Os seus defensores baseiam-se no trabalho de pesquisa do Dr. Masaru Emoto [1]
que tem chamado a atenção de muitos irmãos nossos, no movimento espírita,
chegando a ter destaque na “homepage” de grupos espíritas de grande prestígio.
Segundo Emoto [1], ao emitirmos pensamentos e sentimentos para uma
amostra de água; ao submetermos uma porção de água a um tipo de vibração sonora
ou música; ou, ainda, se uma etiqueta com uma determinada palavra for colada
num frasco contendo água, então ela absorverá um tipo de “energia” associada ao
valor, moral, do pensamento, som ou palavra que foi submetida a ela. Isso seria
verificado através do processo de cristalização onde as moléculas de água, ao
passarem do estado líquido para o estado sólido, formam estruturas
tridimensionais bem definidas, como na formação dos minúsculos flocos de neve.
Assim, amostras submetidas a pensamentos, sons ou palavras harmoniosas, formam
figuras cristalinas simétricas e muito bonitas (veja “homepage” da
referência [2]). Em caso contrário, obtém-se formas amorfas, sem nenhuma
regularidade, possuindo um aspecto desagradável ao olhar [2].
Não somos nós os únicos a questionar a cientificidade dessa pesquisa.
Citamos uma referência que critica esses resultados. Se trata de uma “homepage”
intitulada “Lendas e Pseudociência” [4]. Os seus autores afirmam que “os
experimentos do Dr. Emoto não tem respaldo na ciência nem na racionalidade, mas
no misticismo. Eles pertencem àquilo que se chama de pseudociência ou
não-ciência.” Em outras palavras, isso quer dizer que a pesquisa do Dr.
Emoto não satisfaz os caracteres de universalidade e reprodutibilidade comuns
aos fenômenos científicos. Além disso, eles alertam que algumas pessoas, mal
informadas, podem ser induzidas a “rotular, com palavras amáveis, água de má
qualidade e passar a usá-la na cozinha, para beber ...”

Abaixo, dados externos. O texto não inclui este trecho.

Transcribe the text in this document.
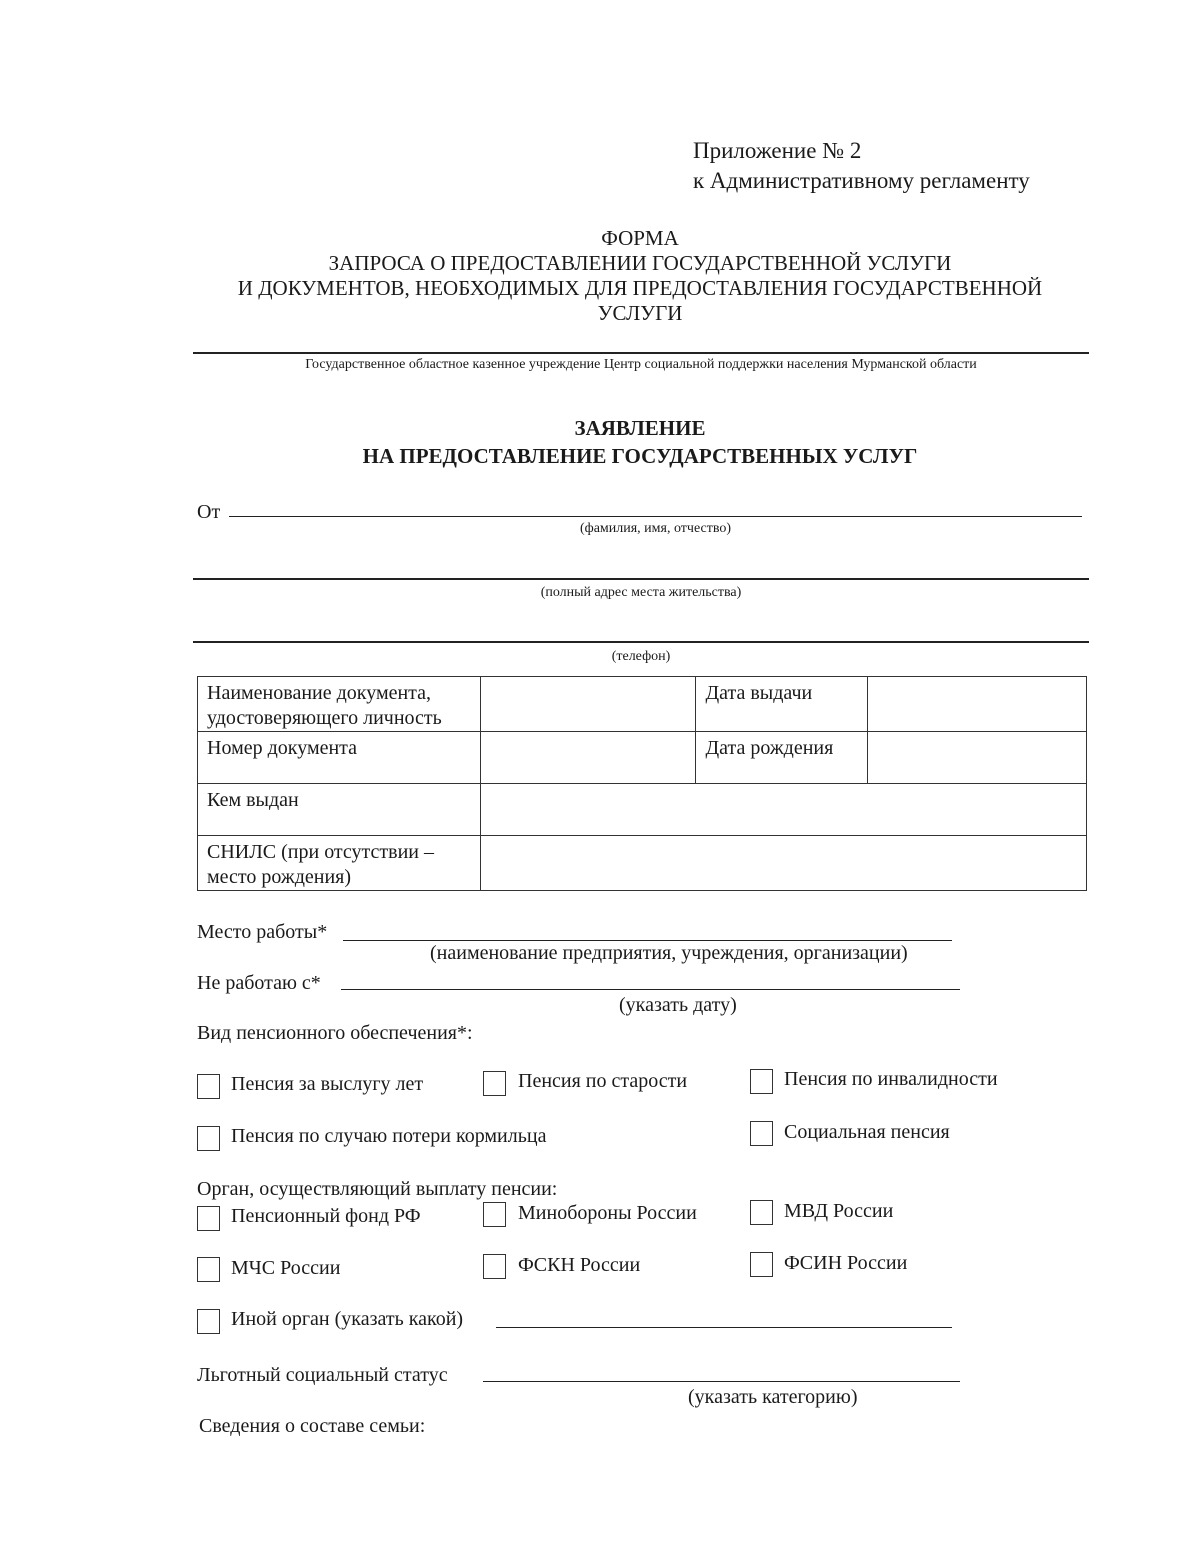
Приложение № 2
к Административному регламенту
ФОРМА
ЗАПРОСА О ПРЕДОСТАВЛЕНИИ ГОСУДАРСТВЕННОЙ УСЛУГИ
И ДОКУМЕНТОВ, НЕОБХОДИМЫХ ДЛЯ ПРЕДОСТАВЛЕНИЯ ГОСУДАРСТВЕННОЙ
УСЛУГИ
Государственное областное казенное учреждение Центр социальной поддержки населения Мурманской области
ЗАЯВЛЕНИЕ
НА ПРЕДОСТАВЛЕНИЕ ГОСУДАРСТВЕННЫХ УСЛУГ
От
(фамилия, имя, отчество)
(полный адрес места жительства)
(телефон)
Наименование документа, удостоверяющего личность		Дата выдачи	
Номер документа		Дата рождения	
Кем выдан			
СНИЛС (при отсутствии – место рождения)			
Место работы*
(наименование предприятия, учреждения, организации)
Не работаю с*
(указать дату)
Вид пенсионного обеспечения*:
Пенсия за выслугу лет	Пенсия по старости	Пенсия по инвалидности
Пенсия по случаю потери кормильца	Социальная пенсия
Орган, осуществляющий выплату пенсии:
Пенсионный фонд РФ	Минобороны России	МВД России
МЧС России	ФСКН России	ФСИН России
Иной орган (указать какой)
Льготный социальный статус
(указать категорию)
Сведения о составе семьи:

[4]. Apesar do Dr. Emoto não sugerir essa aplicação, não há como
garantir que isso não possa ocorrer.
Para que não fique dúvida sobre a precipitação em considerar
cientificamente divulgado e comprovado os resultados do Dr. Emoto, enviamos-lhe
um e-mail perguntando se foi publicado algum artigo científico, sobre o
assunto, em revista científica internacional. Sua secretária respondeu ao nosso
e-mail de forma muito amável e respeitosa, concordando sobre a importância de
uma publicação realmente científica e afirmou que, de fato, o Dr. Emoto ainda
não houvera feito uma tal publicação. Por essa razão, não podemos
considerar que os resultados sobre a relação entre os cristais de água e os
sentimentos e pensamentos foram comprovados cientificamente.

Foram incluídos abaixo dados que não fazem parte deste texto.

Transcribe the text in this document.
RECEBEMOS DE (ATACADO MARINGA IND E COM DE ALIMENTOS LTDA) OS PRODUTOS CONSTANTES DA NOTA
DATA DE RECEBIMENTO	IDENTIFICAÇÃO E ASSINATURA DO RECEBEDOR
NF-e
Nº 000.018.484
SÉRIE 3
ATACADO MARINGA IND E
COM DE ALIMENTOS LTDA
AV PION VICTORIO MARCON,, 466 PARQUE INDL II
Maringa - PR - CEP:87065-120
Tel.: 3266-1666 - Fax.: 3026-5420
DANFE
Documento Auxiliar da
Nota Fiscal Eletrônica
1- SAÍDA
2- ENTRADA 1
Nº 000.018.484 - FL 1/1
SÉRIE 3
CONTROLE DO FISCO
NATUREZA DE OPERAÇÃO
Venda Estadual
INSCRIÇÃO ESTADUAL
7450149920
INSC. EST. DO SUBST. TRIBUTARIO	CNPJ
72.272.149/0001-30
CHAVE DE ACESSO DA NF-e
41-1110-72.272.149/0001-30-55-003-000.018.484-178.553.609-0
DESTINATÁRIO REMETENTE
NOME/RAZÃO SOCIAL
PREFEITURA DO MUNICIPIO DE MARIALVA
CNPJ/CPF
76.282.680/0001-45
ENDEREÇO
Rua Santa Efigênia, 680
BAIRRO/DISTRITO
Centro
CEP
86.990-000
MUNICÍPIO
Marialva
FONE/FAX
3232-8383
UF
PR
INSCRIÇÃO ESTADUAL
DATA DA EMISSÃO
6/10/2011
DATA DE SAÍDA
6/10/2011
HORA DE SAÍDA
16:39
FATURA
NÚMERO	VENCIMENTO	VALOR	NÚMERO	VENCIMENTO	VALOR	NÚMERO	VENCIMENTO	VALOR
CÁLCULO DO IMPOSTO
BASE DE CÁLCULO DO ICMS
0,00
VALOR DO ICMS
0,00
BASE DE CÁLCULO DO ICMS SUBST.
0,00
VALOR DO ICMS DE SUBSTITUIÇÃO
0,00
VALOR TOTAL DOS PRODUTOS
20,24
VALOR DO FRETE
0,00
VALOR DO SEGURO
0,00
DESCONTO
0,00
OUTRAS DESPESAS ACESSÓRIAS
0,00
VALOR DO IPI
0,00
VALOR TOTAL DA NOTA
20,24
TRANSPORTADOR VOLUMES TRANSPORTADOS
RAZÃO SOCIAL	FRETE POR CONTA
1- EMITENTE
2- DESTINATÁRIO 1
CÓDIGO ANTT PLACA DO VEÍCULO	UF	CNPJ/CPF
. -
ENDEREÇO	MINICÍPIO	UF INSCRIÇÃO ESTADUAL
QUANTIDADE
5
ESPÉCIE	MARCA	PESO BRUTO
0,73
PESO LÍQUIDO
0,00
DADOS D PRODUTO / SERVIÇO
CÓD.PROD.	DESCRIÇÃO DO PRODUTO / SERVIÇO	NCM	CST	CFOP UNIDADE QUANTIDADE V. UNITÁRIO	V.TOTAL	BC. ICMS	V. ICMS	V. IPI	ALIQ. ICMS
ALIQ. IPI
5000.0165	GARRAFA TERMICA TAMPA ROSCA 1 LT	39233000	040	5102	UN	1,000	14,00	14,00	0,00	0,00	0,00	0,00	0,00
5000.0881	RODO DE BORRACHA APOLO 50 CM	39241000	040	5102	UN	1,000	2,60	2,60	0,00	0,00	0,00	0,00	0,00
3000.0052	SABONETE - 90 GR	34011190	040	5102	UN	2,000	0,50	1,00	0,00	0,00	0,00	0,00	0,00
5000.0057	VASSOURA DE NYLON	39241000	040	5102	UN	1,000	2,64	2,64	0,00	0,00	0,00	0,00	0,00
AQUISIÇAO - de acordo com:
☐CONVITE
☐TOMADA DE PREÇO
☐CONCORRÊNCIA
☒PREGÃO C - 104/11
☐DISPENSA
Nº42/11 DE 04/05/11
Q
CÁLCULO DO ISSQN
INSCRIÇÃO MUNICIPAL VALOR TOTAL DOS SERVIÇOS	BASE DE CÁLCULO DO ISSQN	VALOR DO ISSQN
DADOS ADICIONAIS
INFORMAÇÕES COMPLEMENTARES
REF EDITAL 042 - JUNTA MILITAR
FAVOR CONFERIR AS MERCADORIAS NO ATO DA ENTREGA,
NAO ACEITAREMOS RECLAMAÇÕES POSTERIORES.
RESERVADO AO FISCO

De modo a esclarecer o leitor leigo em ciência, uma pesquisa que envolva
assunto ligado a qualquer disciplina científica só pode ser considerada
como cientificamente comprovada quando a comunidade científica
tiver reproduzido a experiência, obtendo os mesmos resultados, e analisado, de
forma crítica, todos os métodos e argumentos utilizados. Para isso, tais
resultados precisam ser publicados nos periódicos científicos para que a
comunidade científica tome conhecimento deles e possa lê-los, avaliá-los e reproduzi-los,
de acordo com o método científico. Além disso, antes de ser publicado em uma
revista científica, um artigo passa pela análise de um parecerista que faz uma
primeira análise crítica. É por essa razão que uma publicação em revista
científica é considerada um verdadeiro primeiro passo para
obter-se uma comprovação científica de qualquer pesquisa*.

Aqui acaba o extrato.